Glance around. The Namib Desert has plants and animals found nowhere else on earth. Here is the world’s oldest desert, where endemic wildlife has evolved to survive…
The Namib’s largest mammal, the oryx, can be found throughout Namibia, from the coast to the interior highlands © Grobler Du Preez
Namibia has no idyllic sandy beaches, no warm tropical waters or big brassy hotels. However, it does have huge tracts of pristine wilderness, home to some stunning wildlife. Glance around. The Namib Desert has plants and animals found nowhere else on earth. Here is the world’s oldest desert, where endemic wildlife has evolved to survive – like the contorted Welwitschia mirabilis that lives for millennia, the elusive golden mole and the unique fog-basking beetles.
Namibia’s population has always been tiny, a sprinkling of settlements founded by different peoples: some ancient, some colonial. Around these outposts, vast open areas remain protected as national parks, supplemented by conservancies where scattered local communities protect the wildlife in their own areas. Namibia has little industry or pollution, so you look up at the clearest stars you’ll ever see.

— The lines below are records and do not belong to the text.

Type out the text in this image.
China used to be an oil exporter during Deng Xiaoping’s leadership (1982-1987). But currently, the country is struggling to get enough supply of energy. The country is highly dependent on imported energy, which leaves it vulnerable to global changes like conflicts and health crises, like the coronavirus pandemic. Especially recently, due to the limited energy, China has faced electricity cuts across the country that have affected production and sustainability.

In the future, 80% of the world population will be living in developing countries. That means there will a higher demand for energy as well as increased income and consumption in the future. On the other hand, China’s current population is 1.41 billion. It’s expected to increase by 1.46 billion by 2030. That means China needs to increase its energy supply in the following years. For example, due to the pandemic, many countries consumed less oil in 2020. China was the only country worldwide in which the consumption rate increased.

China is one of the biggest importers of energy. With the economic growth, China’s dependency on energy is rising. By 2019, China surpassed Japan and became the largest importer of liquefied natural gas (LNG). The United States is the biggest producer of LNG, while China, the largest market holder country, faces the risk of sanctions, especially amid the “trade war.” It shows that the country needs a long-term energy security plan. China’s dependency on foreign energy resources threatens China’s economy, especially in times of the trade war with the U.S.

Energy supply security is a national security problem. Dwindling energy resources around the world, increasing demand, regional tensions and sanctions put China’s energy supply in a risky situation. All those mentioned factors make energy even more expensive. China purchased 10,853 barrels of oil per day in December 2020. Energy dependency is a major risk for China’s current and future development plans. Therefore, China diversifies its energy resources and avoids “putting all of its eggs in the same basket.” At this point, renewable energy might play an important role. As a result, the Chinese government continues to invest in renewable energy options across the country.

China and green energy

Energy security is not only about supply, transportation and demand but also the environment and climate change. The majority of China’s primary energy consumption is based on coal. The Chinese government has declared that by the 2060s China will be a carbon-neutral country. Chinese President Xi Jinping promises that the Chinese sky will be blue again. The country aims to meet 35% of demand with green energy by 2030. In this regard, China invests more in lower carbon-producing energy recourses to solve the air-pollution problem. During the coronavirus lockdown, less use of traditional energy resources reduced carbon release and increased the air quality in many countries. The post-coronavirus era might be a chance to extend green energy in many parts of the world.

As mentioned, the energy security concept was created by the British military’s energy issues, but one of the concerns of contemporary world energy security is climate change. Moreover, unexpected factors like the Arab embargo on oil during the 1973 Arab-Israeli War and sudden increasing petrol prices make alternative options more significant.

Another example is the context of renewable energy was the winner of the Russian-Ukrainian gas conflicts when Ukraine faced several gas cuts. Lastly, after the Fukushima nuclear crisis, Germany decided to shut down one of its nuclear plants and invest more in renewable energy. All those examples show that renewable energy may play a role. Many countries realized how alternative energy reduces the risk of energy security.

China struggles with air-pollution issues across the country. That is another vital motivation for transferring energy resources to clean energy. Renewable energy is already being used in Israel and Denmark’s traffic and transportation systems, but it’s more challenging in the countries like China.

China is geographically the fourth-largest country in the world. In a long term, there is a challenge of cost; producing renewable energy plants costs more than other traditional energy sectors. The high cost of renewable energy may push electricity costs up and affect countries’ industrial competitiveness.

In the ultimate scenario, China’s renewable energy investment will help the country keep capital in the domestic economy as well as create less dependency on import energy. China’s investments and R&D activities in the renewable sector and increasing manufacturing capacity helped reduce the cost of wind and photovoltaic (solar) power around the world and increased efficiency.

Best of all, Namibia’s wilderness is still easy to explore independently. Choose back roads here and you can drive for hours through endless plains, huge mountain massifs and spectacular canyons without seeing a soul. Even in Etosha, one of Africa’s top game parks, driving around is easy, and you can stop beside the waterholes for as long as you like. As animals wander all around, you just sip a cold drink and focus your camera.
Good food, wine, beer and cheap camping make the cost of staying in Namibia lower than anywhere else in southern Africa.
Namibia’s not an ideal country for backpacking. However, if you can afford to hire a car, then the country is your oyster – and it’s not expensive. With just a little more cash to spare, and advanced bookings, you’ll find Namibia’s lodges, camps and guest farms cost a fraction of the price of similar places elsewhere in the region. Here you can afford comfort and expert guides who will help you discover their own areas, instructing you in everything from tracking black rhino to understanding the native flora.
In the last 30 years I’ve been lucky enough to make dozens of trips back to Namibia. I’ve watched tourism gradually develop and change – and on the whole it’s done so positively. While there are more visitors now, these are exploring more destinations within Namibia, so the country still seems empty. There are many new lodges and guest farms, but these are spread widely and most remain small, offering personal attention and unique attractions.
Namibia is still not a mass-market destination, and there’s no sign that it will be. The contribution to the economy made by visitors is increasing, and the government recognises its importance – which is vital if the wild areas that attract visitors are to be conserved. Even more importantly, the people living in those remote, rural areas are also benefiting from tourism. The Kaokoveld, in particular, is home to some thriving community projects – successes that are rare in most parts of Africa. Elsewhere, new conservancies are sprouting up, where neighbouring farms join forces and return wild game to their land, replacing domestic animals.
Just as Namibia is evolving, so are the ways to travel. At first, flying around was strictly the preserve of those who could afford to charter their own plane. They knew that Namibia’s landscapes are often most spectacular from the air, and that flying around gives a whole new perspective on the country. Now it has become more accessible, with tour operators tailor-making fly-in trips around the country, and charging per seat, not per plane. These hops between lodges remain more costly than driving, but they are breathtaking, and allow easy access to even the remotest corners of the Skeleton Coast and Kaokoveld.
So Namibia and trips there are changing. Travel there is also changing on a personal level: since the last edition of this book was published, I have taken my children (now aged six and nine) there several times. Every time I go, I am again surprised at the ease of travel in Namibia, and seeing it through their eyes I’m reminded just how remarkable this country is.
The Skeleton Coast is a barren line between an icy, pounding ocean and the Namib Desert © WJRVisuals, Shutterstock
I first visited Namibia in 1989, as the South African administration started to relinquish its grip and the country prepared for independence. By then I had lived in Zimbabwe for several years and travelled widely. Namibia was rumoured to be wonderful; but nobody seemed to know any details. The world knew South West Africa (Namibia) only as a troubled place from news bulletins, nothing more.
So I hired a VW Golf and drove from Namibia’s northeastern tip to its southern border in 12 days. Overseas tourism simply didn’t exist then. Sesriem had one campsite with just 11 pitches for tents; the Fish River Canyon was deserted. The trip was terribly rushed, but Namibia captivated me. The scale of its wilderness was enchanting, and travelling was remarkably easy.
Six months later I returned to explore – and to research the first English guidebook to the country. While I was there, Namibia’s independence arrived, putting the country’s troubles into the past. Optimism was tangible, justified by democracy, an implausibly reliable infrastructure and rich mineral resources. I delved a little deeper into its magic and remained entranced. It was this that inspired me to start a travel company, originally focusing on Namibia, and I’m very grateful to be able to keep in close contact with a country that I still love.